At the risk of committing a cardinal sin of pseudo-CP (name-dropping

), take Deleuze as a CP case in point: his pre-Guattari history of philosophy work has a concatenating effect where each work builds on the insights of the previous. This can be disorienting in itself when reading these head-spinning works in isolation, but by the time of Capitalism and Schizophrenia with Guattari he feels finally free enough of the burden of philosophical history to go a little crazy. If this is where most people come in to his work and don't have the same resources (20+ years worth of reading, teaching and writing on Hume, Kant, Leibniz, Hegel, Bergson, Nietzche...) to draw on, their appreciation of the issues will inevitably be more shallow.
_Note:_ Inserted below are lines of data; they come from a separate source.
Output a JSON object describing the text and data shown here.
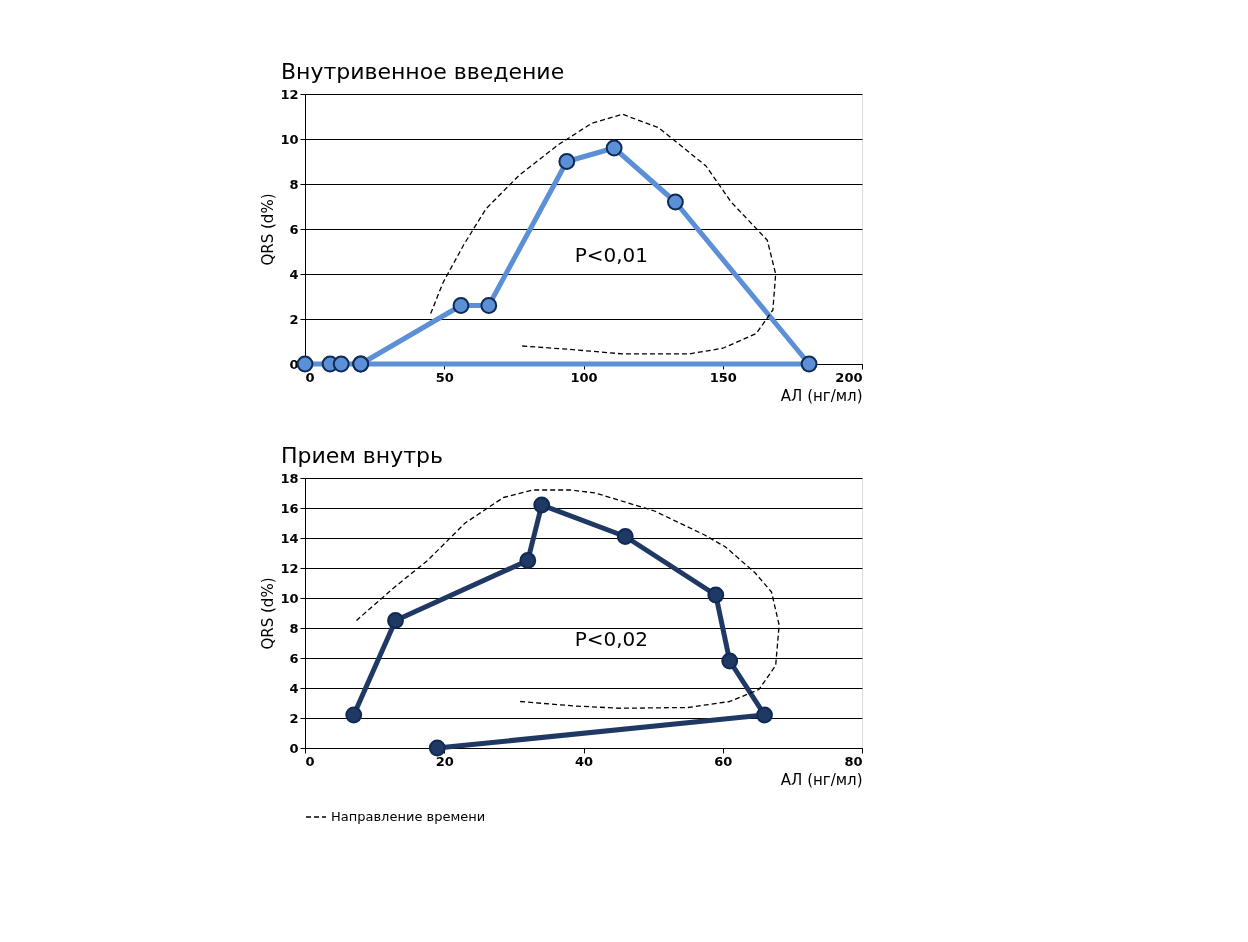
{
  "chart_data": [
    {
      "type": "line",
      "title": "Внутривенное введение",
      "xlabel": "АЛ (нг/мл)",
      "ylabel": "QRS (d%)",
      "xlim": [
        0,
        200
      ],
      "ylim": [
        0,
        12
      ],
      "xticks": [
        0,
        50,
        100,
        150,
        200
      ],
      "yticks": [
        0,
        2,
        4,
        6,
        8,
        10,
        12
      ],
      "grid": "y",
      "legend": false,
      "annotations": [
        "P<0,01"
      ],
      "series": [
        {
          "color": "#5b8fd6",
          "marker": "circle",
          "line_style": "solid",
          "x": [
            0,
            9,
            13,
            20,
            181,
            133,
            111,
            94,
            66,
            56,
            20
          ],
          "values": [
            0,
            0,
            0,
            0,
            0,
            7.2,
            9.6,
            9.0,
            2.6,
            2.6,
            0
          ]
        },
        {
          "color": "#000000",
          "marker": "none",
          "line_style": "dashed",
          "x": [
            78,
            95,
            114,
            138,
            150,
            162,
            168,
            169,
            166,
            153,
            144,
            127,
            114,
            103,
            91,
            77,
            65,
            57,
            49.5,
            45
          ],
          "values": [
            0.8,
            0.65,
            0.45,
            0.45,
            0.7,
            1.35,
            2.4,
            4.0,
            5.5,
            7.2,
            8.8,
            10.5,
            11.1,
            10.7,
            9.75,
            8.4,
            6.9,
            5.3,
            3.6,
            2.2
          ]
        }
      ]
    },
    {
      "type": "line",
      "title": "Прием внутрь",
      "xlabel": "АЛ (нг/мл)",
      "ylabel": "QRS (d%)",
      "xlim": [
        0,
        80
      ],
      "ylim": [
        0,
        18
      ],
      "xticks": [
        0,
        20,
        40,
        60,
        80
      ],
      "yticks": [
        0,
        2,
        4,
        6,
        8,
        10,
        12,
        14,
        16,
        18
      ],
      "grid": "y",
      "legend": "bottom",
      "annotations": [
        "P<0,02"
      ],
      "series": [
        {
          "color": "#1f3864",
          "marker": "circle",
          "line_style": "solid",
          "x": [
            19,
            66,
            61,
            59,
            46,
            34,
            32,
            13,
            7
          ],
          "values": [
            0,
            2.2,
            5.8,
            10.2,
            14.1,
            16.2,
            12.5,
            8.5,
            2.2
          ]
        },
        {
          "name": "Направление времени",
          "color": "#000000",
          "marker": "none",
          "line_style": "dashed",
          "x": [
            30.9,
            38.7,
            45.3,
            55,
            61,
            65.2,
            67.6,
            68.1,
            67,
            64.6,
            60.4,
            57.4,
            50.2,
            41.7,
            38.1,
            32.7,
            28.5,
            23,
            17.6,
            12.8,
            7.4
          ],
          "values": [
            3.1,
            2.8,
            2.65,
            2.7,
            3.1,
            3.9,
            5.5,
            8.2,
            10.4,
            11.7,
            13.4,
            14.2,
            15.8,
            17.0,
            17.2,
            17.2,
            16.7,
            15,
            12.5,
            10.7,
            8.5
          ]
        }
      ]
    }
  ]
}
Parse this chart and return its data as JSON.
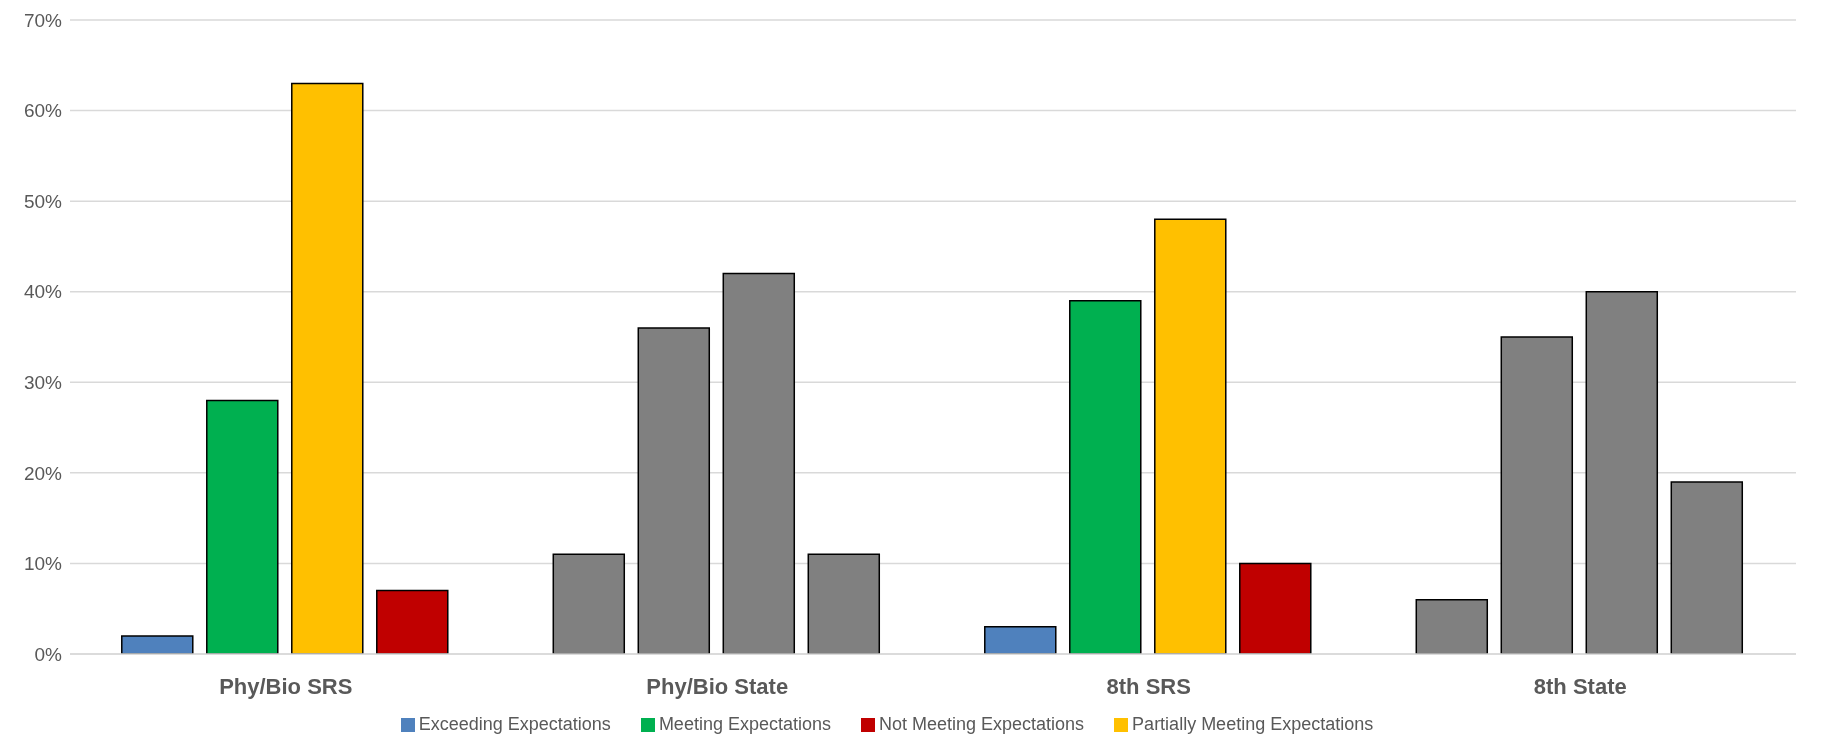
{
  "chart_data": {
    "type": "bar",
    "categories": [
      "Phy/Bio SRS",
      "Phy/Bio State",
      "8th SRS",
      "8th State"
    ],
    "series": [
      {
        "name": "Exceeding Expectations",
        "color": "#4f81bd",
        "colors": [
          "#4f81bd",
          "#808080",
          "#4f81bd",
          "#808080"
        ],
        "values": [
          2,
          11,
          3,
          6
        ]
      },
      {
        "name": "Meeting Expectations",
        "color": "#00b050",
        "colors": [
          "#00b050",
          "#808080",
          "#00b050",
          "#808080"
        ],
        "values": [
          28,
          36,
          39,
          35
        ]
      },
      {
        "name": "Partially Meeting Expectations",
        "color": "#ffc000",
        "colors": [
          "#ffc000",
          "#808080",
          "#ffc000",
          "#808080"
        ],
        "values": [
          63,
          42,
          48,
          40
        ]
      },
      {
        "name": "Not Meeting Expectations",
        "color": "#c00000",
        "colors": [
          "#c00000",
          "#808080",
          "#c00000",
          "#808080"
        ],
        "values": [
          7,
          11,
          10,
          19
        ]
      }
    ],
    "ylim": [
      0,
      70
    ],
    "yticks": [
      {
        "value": 0,
        "label": "0%"
      },
      {
        "value": 10,
        "label": "10%"
      },
      {
        "value": 20,
        "label": "20%"
      },
      {
        "value": 30,
        "label": "30%"
      },
      {
        "value": 40,
        "label": "40%"
      },
      {
        "value": 50,
        "label": "50%"
      },
      {
        "value": 60,
        "label": "60%"
      },
      {
        "value": 70,
        "label": "70%"
      }
    ],
    "grid": "y",
    "legend": "bottom"
  }
}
On the other hand D&G did intend CaS to be a punk-style rupture with the past, so in a sense this may not matter - they stress doing/making over meaning/interpretation anyhow. So just as post-punk diverged between the avant-garde and reductive three-chord thrash, so D&G-influenced stuff varies between name-dropping pseudo-theory and serious philosophy, with many points in between.
D&G's thesis in What Is Philosophy? is that philosophy is the creation of concepts and a fundamental creative activity of human thought - the other two being science and art. To expect philosophy approach the condition of science, maths or logic is therefore simply misguided (and they have some fun mocking the limited range of logic's subject matter e.g. "some cows are brown" etc!).
A more general point is that like AP, CP tends to question the foundations of thought, knowledge, the self etc but unlike AP, not in the name of pre-supposed ideals like truth or humanism, but to also investigate what shapes and guides these pre-suppositions. And CP also tends to see the self-questioning and development of a concept or theory as a valid process, rather than submitting a thesis to a rigorous interrogation with a true/false judgement as the goal. Their point tends to be that thought is an adventure and a creative constructivism and must account for its internal inconsistencies and aporias, the non-thought in thought (just as music grapples with disharmony, noise, silence, and found sound as well as "pure" melody and form, or physics investigates the outer and inner limits of space-time, sub-atomic matter, anti-matter etc).
I'd be interested in hearing Louise's AP-motivated questions that she couldn't get answered adequately, to see if some folks around here might attempt to do so.